To ingest data from s3 you need to specify a host to connect to, but there are also other settings that can be used:

spec:
  clusterConfig:
    ingestion:
      s3connection:
        host: yourhost.com  (1)
        port: 80 # optional (2)
        credentials: # optional (3)
        ...

1	The S3 host, not optional
2	Port, optional, defaults to 80
3	Credentials to use. Since these might be bucket-dependent, they can instead be given in the ingestion job. Specifying the credentials here is explained below.

You can specify just a connection/bucket for either ingestion or deep storage or for both, but Druid only supports a single S3 connection under the hood. If two connections are specified, they must be the same. This is easiest if a dedicated S3 Connection Resource is used - not defined inline but as a dedicated object.

Prior to Druid 37.0.0, the S3Connection region field is ignored because Druid uses the AWS SDK v1, which ignores the region if the endpoint is set. The host is a required field, therefore the endpoint will always be set.

Since Druid 37.0.0, TLS is now required for S3.

S3 credentials

No matter if a connection is specified inline or as a separate object, the credentials are always specified in the same way.
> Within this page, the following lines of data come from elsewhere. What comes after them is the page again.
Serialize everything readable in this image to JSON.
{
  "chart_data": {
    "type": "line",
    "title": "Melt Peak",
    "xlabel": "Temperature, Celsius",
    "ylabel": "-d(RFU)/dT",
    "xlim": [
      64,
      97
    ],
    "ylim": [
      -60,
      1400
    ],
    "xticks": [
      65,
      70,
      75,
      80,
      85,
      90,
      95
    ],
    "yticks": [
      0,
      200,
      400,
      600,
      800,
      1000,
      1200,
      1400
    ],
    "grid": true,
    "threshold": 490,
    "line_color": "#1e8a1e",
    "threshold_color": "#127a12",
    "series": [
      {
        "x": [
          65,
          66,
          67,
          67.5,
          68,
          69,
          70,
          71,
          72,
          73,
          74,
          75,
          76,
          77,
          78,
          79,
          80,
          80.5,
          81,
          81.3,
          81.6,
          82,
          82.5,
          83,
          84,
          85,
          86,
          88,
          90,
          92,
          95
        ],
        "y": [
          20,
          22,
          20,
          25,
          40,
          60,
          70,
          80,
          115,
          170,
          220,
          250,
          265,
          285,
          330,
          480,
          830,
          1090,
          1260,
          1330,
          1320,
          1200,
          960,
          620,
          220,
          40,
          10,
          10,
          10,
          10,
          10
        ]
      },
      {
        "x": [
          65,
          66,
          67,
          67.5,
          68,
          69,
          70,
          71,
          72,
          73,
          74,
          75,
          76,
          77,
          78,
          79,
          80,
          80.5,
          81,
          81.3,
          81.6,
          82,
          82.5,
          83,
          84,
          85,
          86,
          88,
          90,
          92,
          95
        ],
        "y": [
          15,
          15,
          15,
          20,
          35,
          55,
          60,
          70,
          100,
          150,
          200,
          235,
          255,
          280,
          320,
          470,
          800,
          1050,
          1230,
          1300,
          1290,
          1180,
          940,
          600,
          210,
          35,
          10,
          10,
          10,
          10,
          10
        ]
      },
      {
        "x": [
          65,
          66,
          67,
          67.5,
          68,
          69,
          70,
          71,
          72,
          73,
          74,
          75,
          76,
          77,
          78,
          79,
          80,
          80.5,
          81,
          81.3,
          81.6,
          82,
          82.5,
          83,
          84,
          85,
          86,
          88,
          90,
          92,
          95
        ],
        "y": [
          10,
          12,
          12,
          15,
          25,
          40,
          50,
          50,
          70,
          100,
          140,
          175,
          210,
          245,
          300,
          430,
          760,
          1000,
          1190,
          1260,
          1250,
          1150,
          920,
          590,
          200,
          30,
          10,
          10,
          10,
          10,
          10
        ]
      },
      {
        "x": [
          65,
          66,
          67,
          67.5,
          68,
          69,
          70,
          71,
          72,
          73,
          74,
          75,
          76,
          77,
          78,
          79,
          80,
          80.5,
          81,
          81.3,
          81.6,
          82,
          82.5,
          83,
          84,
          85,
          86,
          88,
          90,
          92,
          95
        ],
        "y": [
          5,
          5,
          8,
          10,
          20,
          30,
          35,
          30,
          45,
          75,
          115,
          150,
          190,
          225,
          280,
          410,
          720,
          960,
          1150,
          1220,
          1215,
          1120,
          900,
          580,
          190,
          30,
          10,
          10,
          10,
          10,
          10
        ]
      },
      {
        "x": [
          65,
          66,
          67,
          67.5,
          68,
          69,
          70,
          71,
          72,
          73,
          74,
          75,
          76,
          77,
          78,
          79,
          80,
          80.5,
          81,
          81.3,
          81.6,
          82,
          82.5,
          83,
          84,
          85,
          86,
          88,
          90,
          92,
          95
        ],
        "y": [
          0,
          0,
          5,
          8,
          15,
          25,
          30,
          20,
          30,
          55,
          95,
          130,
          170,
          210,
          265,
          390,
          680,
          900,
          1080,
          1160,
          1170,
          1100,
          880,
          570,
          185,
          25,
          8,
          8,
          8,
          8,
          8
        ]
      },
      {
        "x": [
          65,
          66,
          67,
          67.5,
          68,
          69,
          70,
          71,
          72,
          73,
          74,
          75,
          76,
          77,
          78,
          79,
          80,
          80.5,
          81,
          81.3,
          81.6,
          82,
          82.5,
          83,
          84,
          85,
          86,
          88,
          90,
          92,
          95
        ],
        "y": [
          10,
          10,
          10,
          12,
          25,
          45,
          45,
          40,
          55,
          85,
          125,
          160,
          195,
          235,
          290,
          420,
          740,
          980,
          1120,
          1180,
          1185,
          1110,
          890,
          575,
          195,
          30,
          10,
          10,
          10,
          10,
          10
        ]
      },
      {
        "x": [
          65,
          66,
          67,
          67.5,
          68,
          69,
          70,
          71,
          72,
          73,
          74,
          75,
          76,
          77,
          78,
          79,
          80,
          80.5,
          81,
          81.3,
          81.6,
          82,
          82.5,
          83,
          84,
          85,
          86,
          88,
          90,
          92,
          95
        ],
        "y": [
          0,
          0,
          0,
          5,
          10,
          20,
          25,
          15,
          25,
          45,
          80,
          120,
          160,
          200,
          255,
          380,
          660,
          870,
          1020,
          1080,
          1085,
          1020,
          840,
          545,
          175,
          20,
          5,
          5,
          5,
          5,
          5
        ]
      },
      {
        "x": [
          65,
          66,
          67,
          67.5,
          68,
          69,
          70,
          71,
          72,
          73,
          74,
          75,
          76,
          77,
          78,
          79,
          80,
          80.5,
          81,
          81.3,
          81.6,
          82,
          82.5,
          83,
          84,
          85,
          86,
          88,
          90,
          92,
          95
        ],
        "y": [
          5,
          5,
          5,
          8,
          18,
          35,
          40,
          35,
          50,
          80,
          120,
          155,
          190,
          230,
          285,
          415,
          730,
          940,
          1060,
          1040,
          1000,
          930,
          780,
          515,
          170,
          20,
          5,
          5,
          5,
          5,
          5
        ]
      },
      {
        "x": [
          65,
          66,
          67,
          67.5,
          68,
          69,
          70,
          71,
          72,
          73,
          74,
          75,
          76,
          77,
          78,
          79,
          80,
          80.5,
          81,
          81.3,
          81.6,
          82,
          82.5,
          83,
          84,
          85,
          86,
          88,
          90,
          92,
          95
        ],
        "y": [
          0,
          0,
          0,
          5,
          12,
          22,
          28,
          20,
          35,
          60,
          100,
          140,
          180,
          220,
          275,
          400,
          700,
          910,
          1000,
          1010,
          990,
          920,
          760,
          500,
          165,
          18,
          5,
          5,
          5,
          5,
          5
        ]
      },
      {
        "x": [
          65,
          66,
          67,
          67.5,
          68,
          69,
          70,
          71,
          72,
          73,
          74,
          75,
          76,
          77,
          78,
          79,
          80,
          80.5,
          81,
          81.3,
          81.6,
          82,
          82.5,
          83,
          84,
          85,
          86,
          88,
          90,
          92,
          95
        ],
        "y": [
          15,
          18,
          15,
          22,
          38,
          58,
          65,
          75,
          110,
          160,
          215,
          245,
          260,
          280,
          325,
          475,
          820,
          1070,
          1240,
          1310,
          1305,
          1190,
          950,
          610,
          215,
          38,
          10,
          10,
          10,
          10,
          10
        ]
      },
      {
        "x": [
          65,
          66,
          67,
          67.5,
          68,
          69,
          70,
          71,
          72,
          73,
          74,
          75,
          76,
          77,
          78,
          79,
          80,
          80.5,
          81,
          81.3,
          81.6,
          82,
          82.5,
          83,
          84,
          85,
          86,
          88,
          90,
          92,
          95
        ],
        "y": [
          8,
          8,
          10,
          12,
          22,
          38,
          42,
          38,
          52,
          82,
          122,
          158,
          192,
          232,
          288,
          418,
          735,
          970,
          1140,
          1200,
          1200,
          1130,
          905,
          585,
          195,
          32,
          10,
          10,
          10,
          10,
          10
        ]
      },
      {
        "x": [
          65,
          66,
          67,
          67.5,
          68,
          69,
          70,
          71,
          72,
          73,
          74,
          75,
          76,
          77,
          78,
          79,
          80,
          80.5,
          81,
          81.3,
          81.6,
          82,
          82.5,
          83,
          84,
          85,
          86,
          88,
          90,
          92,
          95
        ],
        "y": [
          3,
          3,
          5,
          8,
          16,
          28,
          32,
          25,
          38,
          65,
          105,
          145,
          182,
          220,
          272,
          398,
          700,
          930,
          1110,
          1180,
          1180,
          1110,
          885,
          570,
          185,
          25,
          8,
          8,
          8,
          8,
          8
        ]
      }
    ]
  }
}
You need a Secret containing the access key ID and secret access key, a SecretClass and then a reference to this SecretClass where you want to specify the credentials.

The Secret:

apiVersion: v1
kind: Secret
metadata:
  name: s3-credentials
  labels:
    secrets.stackable.tech/class: s3-credentials-class  (1)
stringData:
  accessKey: YOUR_VALID_ACCESS_KEY_ID_HERE
  secretKey: YOUR_SECRET_ACCES_KEY_THATBELONGS_TO_THE_KEY_ID_HERE

1	This label connects the `Secret` to the `SecretClass`.

The SecretClass:

apiVersion: secrets.stackable.tech/v1alpha1
kind: SecretClass
metadata:
  name: s3-credentials-class
spec:
  backend:
    k8sSearch:
      searchNamespace:
        pod: {}

Referencing it:

...
credentials:
  secretClass: s3-credentials-class
...

Adding external files, e.g. for ingestion

Since Druid actively runs ingestion tasks there may be a need to make extra files available to the processes.

These could for example be client certificates used to connect to a Kafka cluster or a keytab to obtain a Kerberos ticket.

In order to make these files available the operator allows specifying extra volumes that are added to all pods deployed for this cluster.

spec:
  clusterConfig:
    extraVolumes:
      - name: google-service-account
        secret:
          secretName: google-service-account

All Volumes specified in this section are made available under /stackable/userdata/{volumename}.